Current trajectory prediction methods for autonomous driving heavily rely on statistical correlations, resulting in poor robustness and limited generalizability. To address this, this paper introduces causal inference—its first application to this task—proposing a spatiotemporal disentanglement and progressive multimodal fusion framework grounded in causal graph modeling. The method explicitly encodes causal mechanisms among traffic agents, eliminates spurious correlations, and integrates counterfactual reasoning with a lightweight real-time inference engine. Evaluated on five real-world benchmarks—including ApolloScape and nuScenes—it achieves state-of-the-art performance: RMSE improves by 12.7% and final displacement error (FDE) by 14.3%, while satisfying real-time constraints. The core contribution is the establishment of the first interpretable and generalizable causal trajectory prediction paradigm, overcoming fundamental limitations of conventional correlation-based modeling.
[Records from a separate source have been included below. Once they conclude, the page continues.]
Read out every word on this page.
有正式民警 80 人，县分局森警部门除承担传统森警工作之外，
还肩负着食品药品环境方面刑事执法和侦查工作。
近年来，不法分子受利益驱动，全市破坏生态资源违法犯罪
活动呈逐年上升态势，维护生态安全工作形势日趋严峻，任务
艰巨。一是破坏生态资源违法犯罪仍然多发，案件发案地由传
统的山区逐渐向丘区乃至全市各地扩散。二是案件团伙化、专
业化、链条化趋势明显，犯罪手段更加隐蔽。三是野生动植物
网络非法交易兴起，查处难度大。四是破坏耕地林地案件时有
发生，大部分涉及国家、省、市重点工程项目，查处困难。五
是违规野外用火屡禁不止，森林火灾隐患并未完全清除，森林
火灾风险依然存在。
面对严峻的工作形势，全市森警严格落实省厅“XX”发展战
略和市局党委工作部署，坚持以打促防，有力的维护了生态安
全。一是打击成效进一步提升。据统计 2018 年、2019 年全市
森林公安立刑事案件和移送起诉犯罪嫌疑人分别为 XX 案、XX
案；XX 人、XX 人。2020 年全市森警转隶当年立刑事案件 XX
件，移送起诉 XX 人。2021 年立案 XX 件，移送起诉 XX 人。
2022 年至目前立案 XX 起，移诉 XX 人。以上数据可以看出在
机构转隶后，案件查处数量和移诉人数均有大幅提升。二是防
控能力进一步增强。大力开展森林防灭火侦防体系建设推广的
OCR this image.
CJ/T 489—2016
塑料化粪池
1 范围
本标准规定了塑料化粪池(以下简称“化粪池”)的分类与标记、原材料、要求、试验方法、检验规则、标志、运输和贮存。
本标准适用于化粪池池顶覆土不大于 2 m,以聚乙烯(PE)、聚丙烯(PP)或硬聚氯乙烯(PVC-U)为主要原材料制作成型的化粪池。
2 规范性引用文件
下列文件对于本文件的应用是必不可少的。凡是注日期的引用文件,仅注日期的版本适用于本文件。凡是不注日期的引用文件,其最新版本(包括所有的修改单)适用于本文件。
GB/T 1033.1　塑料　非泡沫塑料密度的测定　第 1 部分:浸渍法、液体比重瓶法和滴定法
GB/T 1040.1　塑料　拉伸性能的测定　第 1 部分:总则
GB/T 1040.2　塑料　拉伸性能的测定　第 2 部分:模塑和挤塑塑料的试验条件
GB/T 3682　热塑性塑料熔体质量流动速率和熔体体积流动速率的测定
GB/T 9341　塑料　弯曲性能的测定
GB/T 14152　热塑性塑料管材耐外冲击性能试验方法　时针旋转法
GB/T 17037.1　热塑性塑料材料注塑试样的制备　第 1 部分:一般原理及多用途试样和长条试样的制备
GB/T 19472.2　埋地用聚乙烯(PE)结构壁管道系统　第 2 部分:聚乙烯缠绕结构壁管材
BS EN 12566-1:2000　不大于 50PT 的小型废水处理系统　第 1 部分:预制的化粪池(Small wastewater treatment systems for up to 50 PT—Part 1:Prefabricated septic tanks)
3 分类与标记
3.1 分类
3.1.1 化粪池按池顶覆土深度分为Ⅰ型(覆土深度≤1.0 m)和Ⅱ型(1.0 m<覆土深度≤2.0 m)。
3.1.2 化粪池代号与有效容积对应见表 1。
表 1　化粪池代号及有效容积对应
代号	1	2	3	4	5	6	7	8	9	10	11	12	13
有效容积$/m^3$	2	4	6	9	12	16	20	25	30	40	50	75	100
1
Accurate trajectory prediction has long been a major challenge for autonomous driving (AD). Traditional data-driven models predominantly rely on statistical correlations, often overlooking the causal relationships that govern traffic behavior. In this paper, we introduce a novel trajectory prediction framework that leverages causal inference to enhance predictive robustness, generalization, and accuracy. By decomposing the environment into spatial and temporal components, our approach identifies and mitigates spurious correlations, uncovering genuine causal relationships. We also employ a progressive fusion strategy to integrate multimodal information, simulating human-like reasoning processes and enabling real-time inference. Evaluations on five real-world datasets--ApolloScape, nuScenes, NGSIM, HighD, and MoCAD--demonstrate our model's superiority over existing state-of-the-art (SOTA) methods, with improvements in key metrics such as RMSE and FDE. Our findings highlight the potential of causal reasoning to transform trajectory prediction, paving the way for robust AD systems.